Bu durumun en acı örneğini yakın tarihimizde yaşadık, acısını halen çekiyoruz. Amacı hak gibi gözüken bir güruh, o amaçlarına ulaşmak için öyle gayri ahlâkî yollara tevessül ettiler ki en sonunda gözlerini kırpmadan insanları öldürmeyi, milletin meclisini bombalamayı göze aldılar. Yumurtasını pişirmek için dünyayı ateşe vermek gibi bir şey...

Devletlerin de gâyesi vardır. Bir devletin gâyesi vatandaşlarına huzurlu bir yaşam ortamı sağlamaktır. Bu ortamı sağlamak için vatandaşından vergi alır, karşılığında sağlık, eğitim, adalet kurumları ile onlara ayrım gözetmeden, adaletle hizmet eder. Gece rahat uyumaları için savunmalarını sağlar, gelecek tehditlere karşı onları savunur.

Devletler bu gâyelerini gerçekleştirmek için ahlâkî, doğru, tüm canlıların haklarına riayet edecek yollara başvurmak zorundadır.

Çin… Hiçbir zaman dünyanın gündeminden düşmeyen bu büyük ülke şu günlerde koronovirüs nedeni ile daha da gündemde. Tüm dünya ülkeleri ellerine ne geçerse yiyen bu ülkeye karşı büyük öfke içindeler. Ülke kalabalık, çok fazla gıdaya ihtiyaç var. Ancak kitap sahibi dinlerde yenecek ve yenmeyecek hayvanlar belli. Çin’in kitaplı veya kitapsız dinlerle pek ilgisi yok diyelim ama canlı canlı kaynatılarak pişirilen köpeğe, canlı canlı tüyleriyle yiyilen tavuklara, bırakın yenmesini, düşüncesi bile insanı ürperten yarasa gibi hayvanların yenmesine ne demeli!.. Malûm virüsün yarasadan insana geçtiği söyleniyor. Çin’in Wuhan kentindeki hayvan pazarından başlamış deniyor. Çin’deki bu arsızlığı şu söz güzel anlatıyor: Çinliler masa hariç yerdeki tüm dört ayaklıları, gemi hariç denizde yüzen her şeyi, uçak hariç uçan yer şeyi yerler.

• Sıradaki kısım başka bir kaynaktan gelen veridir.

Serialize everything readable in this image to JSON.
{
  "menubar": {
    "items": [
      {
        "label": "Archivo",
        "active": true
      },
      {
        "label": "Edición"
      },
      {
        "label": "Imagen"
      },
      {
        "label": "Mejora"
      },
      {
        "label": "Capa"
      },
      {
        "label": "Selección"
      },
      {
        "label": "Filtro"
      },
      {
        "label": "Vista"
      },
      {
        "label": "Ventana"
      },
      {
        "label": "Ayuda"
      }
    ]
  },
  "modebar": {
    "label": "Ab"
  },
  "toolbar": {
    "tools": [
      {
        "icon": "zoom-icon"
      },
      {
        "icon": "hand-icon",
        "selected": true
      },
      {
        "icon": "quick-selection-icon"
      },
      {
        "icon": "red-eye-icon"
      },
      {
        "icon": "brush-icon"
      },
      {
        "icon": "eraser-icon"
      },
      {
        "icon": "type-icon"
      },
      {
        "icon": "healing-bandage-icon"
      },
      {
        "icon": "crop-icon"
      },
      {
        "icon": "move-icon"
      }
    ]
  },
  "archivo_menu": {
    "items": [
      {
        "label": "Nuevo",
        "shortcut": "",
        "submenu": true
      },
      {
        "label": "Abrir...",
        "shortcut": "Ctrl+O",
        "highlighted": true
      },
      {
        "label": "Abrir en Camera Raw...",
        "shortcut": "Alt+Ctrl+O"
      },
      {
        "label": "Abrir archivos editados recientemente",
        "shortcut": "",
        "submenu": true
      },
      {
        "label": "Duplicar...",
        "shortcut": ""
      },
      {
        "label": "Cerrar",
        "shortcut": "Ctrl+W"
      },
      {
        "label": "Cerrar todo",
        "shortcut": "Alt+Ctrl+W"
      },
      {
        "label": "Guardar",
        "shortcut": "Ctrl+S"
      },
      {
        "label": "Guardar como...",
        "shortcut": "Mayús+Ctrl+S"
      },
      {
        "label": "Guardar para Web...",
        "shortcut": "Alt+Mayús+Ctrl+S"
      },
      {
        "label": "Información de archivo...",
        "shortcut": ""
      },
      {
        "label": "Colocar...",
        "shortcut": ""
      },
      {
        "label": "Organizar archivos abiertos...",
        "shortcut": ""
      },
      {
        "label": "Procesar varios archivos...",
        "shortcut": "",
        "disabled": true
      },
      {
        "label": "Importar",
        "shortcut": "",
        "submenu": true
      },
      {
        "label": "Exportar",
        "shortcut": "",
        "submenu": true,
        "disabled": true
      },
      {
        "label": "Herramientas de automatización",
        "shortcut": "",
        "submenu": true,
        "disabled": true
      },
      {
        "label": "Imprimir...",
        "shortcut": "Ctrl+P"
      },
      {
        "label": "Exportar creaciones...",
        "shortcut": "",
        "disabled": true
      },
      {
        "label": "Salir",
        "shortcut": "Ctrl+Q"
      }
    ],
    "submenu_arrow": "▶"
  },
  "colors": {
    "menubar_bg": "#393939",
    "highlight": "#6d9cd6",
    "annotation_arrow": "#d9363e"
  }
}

Karnımız aç, yiyeceğe ihtiyacımız var ama ona giden yol dahi doğru, ahlâkî ve diğer canlıların haklarına riayet edecek şekilde olmalı. Olmadığı zaman sonuçları ne kadar ağır oluyor, görüyoruz.

Çin’in hedefe giden yolda başvurduğu arsızlıklar sadece yiyecek alanında değil. Sayı konumuz olan Doğu Türkistan’da yaşananlar da bu arsızlığın diğer bir örneği. Doğu Türkistan toprakları 20. yüzyılın ortalarından önce Çin’in eline geçmiş ve yeni sınır anlamında bu bölgeye Şingcan bizim dilimizdeki adı ile Sincan demişler.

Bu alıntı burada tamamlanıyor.